ROCKABILLY QUEEN STILL REIGNS SUPREME
By Paul Freeman
Wanda Jackson, the first female rockabilly star, has just been inducted into the Rock and Roll Hall of Fame. There she joins former tour mates, including Elvis Presley, Buddy Holly, Jerry Lee Lewis, Carl Perkins and Johnny Cash. Jackson’s fans include Elvis Costello and Bruce Springsteen.
Her husband/manager, Wendell Goodman gave her the news that she had finally received the overdue honor.
“My husband waited until the whole family was over,” said Jackson, whose terrific new album is titled “I Remember Elvis.” “I didn’t know what was going on. He said we had to have a toast to the newest inductee into the Rock and Roll Hall of Fame. We all exploded, jumped for joy. One of my granddaughters walked in with three dozen, long-stemmed, pink roses. So he really did it up right. I’ll never forget that.”
At age 15, Jackson, an Oklahoman, won a talent contest, which led to her own radio show. Country great Hank Thompson became her mentor.
She toured with Presley in the mid-’50s,, seeing him perform at his most electrifying. “I stood in the wings and watched every night. The reaction was amazing. We had never seen anything like that. We’d heard about girls fainting and swooning when Frank Sinatra sang. But that wouldn’t hold a candle to what was going on with Elvis.”
Jackson dated Presley when they toured. Her father chaperoned her on the road. “My Dad traveled with me until I was married, in order to help me and to keep my reputation intact. He liked Elvis a lot. Elvis and I would go to a matinee movie or go out to a drive-in or something after the show.
“When we were appearing in Memphis, he took me to his home. We played guitar and played records. He sang for me, to give me a feel of how this music had come into being, how he felt, singing ‘Blue Moon of Kentucky’ and things like that.”
Presley encouraged her to sing rockabilly. “I didn’t have the courage, but he made me promise to try. I was always open to learning more about my trade, still am. I like to watch other performers, study them.
“From Elvis, I learned to have a good time on stage - don’t take yourself too serious, just have fun with the audience. He did that better than anybody I’ve ever seen.”
Switching from Decca to Capitol, Jackson recorded such rockabilly classics as “Mean, Mean Man,” “Fujiyama Mama” and “Let’s Have A Party.” She learned to put country tunes on the flip sides for stations that wouldn’t play a girl rock ‘n’roller.
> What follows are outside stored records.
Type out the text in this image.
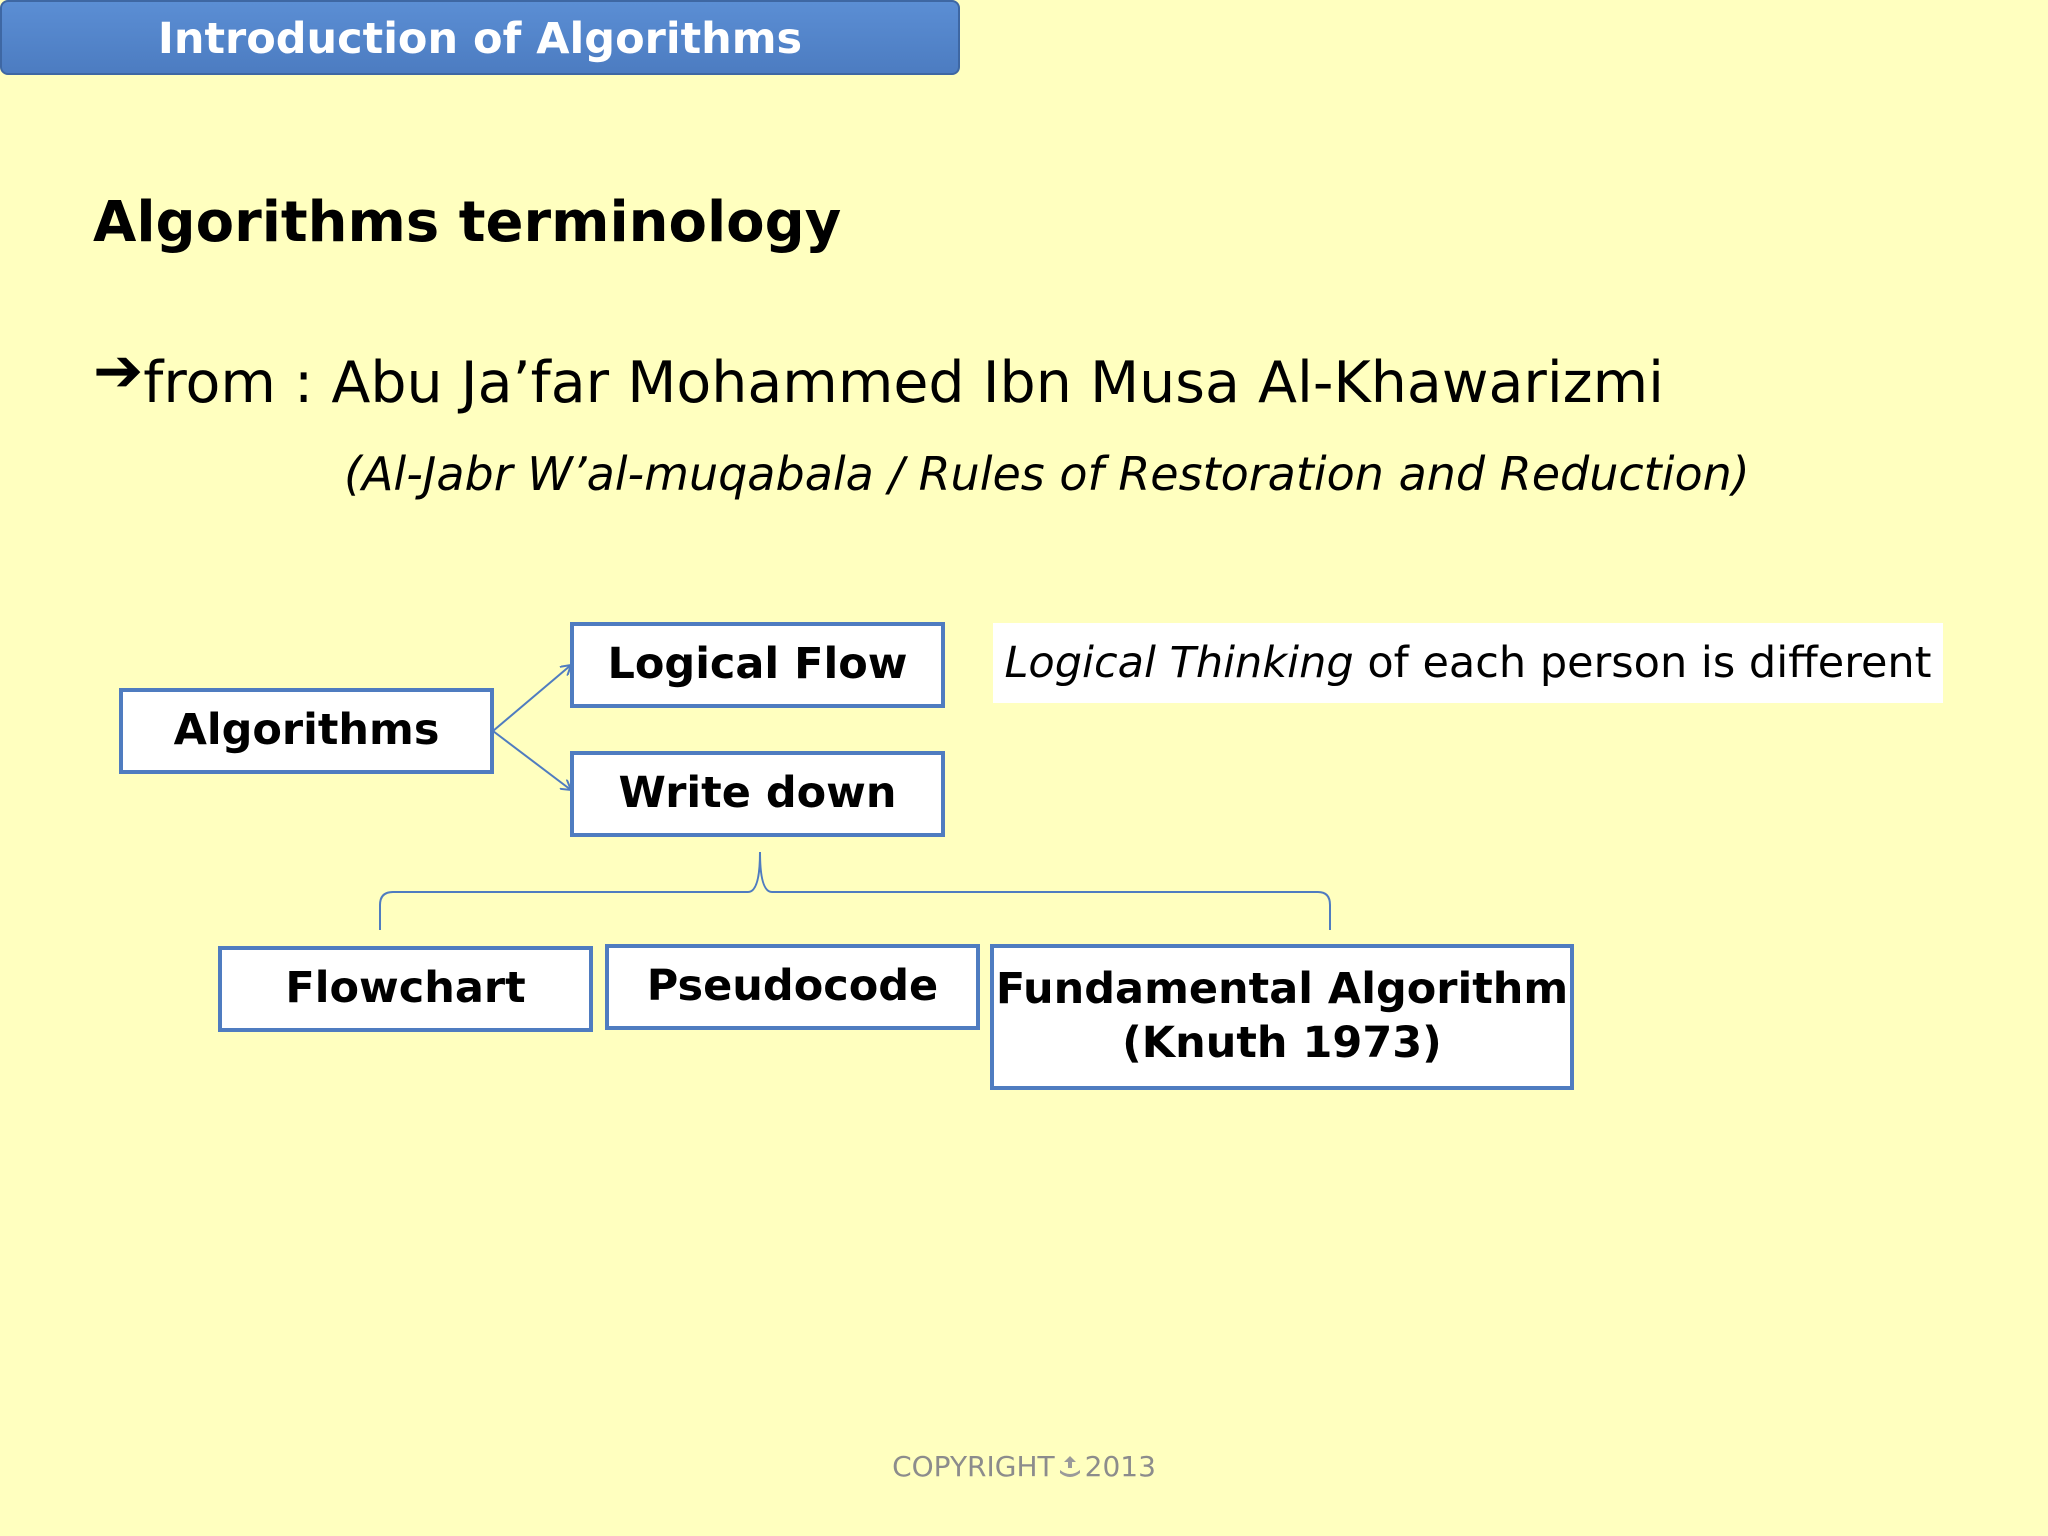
Introduction of Algorithms
Algorithms terminology
➔from : Abu Ja’far Mohammed Ibn Musa Al-Khawarizmi
(Al-Jabr W’al-muqabala / Rules of Restoration and Reduction)
Algorithms
Logical Flow
Write down
Logical Thinking of each person is different
Flowchart	Pseudocode Fundamental Algorithm
(Knuth 1973)
COPYRIGHT 2013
Her natural sweetness muted potential outrage. “I was always a lady, first and foremost. I wasn’t trying to copy Elvis and do those gyrations. I did wear sexy little dresses with the silk fringe that shook pretty good when I walked and when I tapped my foot to sing. And I was feisty on stage. But everyone says they just remember me as being cute.”
A bare-shouldered outfit caused conflict at the Grand Ole Opry. Ernest Tubb, Opry stalwart, came backstage to tell Jackson that she was on next, so she’d better get ready.
“I said, ‘I am ready.’ He said, ‘Oh, no, honey, you can’t go on the stage of the Opry like that!’ I said, ‘Like what?’ I looked down. I thought maybe I’d forgotten to put my shoes on. He said, ‘You can’t show your shoulders on the stage of the Opry. You’ll have to cover up.’
“So I had to go back and get my leather fringe jacket to cover the top of this beautiful new dress that I’d just designed and my mother had made especially. When I went on stage, I was practically in tears. When I came off, I took my Daddy by the hand and said, ‘Let’s get out of here and I’m not ever coming back.’ I found out later that those were the very same words that Elvis said when he played there once.”
When the British Invasion nudged the original rockers off the charts in the mid-’60s, Jackson again made country records.
When she found Christ, Jackson added gospel to her repertoire, expressing her faith. “It was important to me that I get that our there to the world, through my music.”
In the ‘80s, Jackson was invited to play rockabilly dates in Europe, where she had a strong cult following.
“You certainly can’t second-guess what God’s doing in your life, the doors he’s opening for you. Before long, I could see that he was using my testimony in a broader, worldwide arena.”
“Secular music might not provide the deep, lasting spiritual stirrings that gospel does. But you can certainly see people light up and, if they have problems, they’re going to forget them for that evening. I like to see to it that they have a good time. There’s a lot of hurtin’ people out there. So I do my best to minister to them, however I can.”
Performing revitalizes Jackson, a rock pioneer. “Waves of love and energy flow back to me from these audiences. They esteem me quite highly. And most of them could be my children. It’s a unique relationship that I have now with my audiences. It keeps me feeling young.”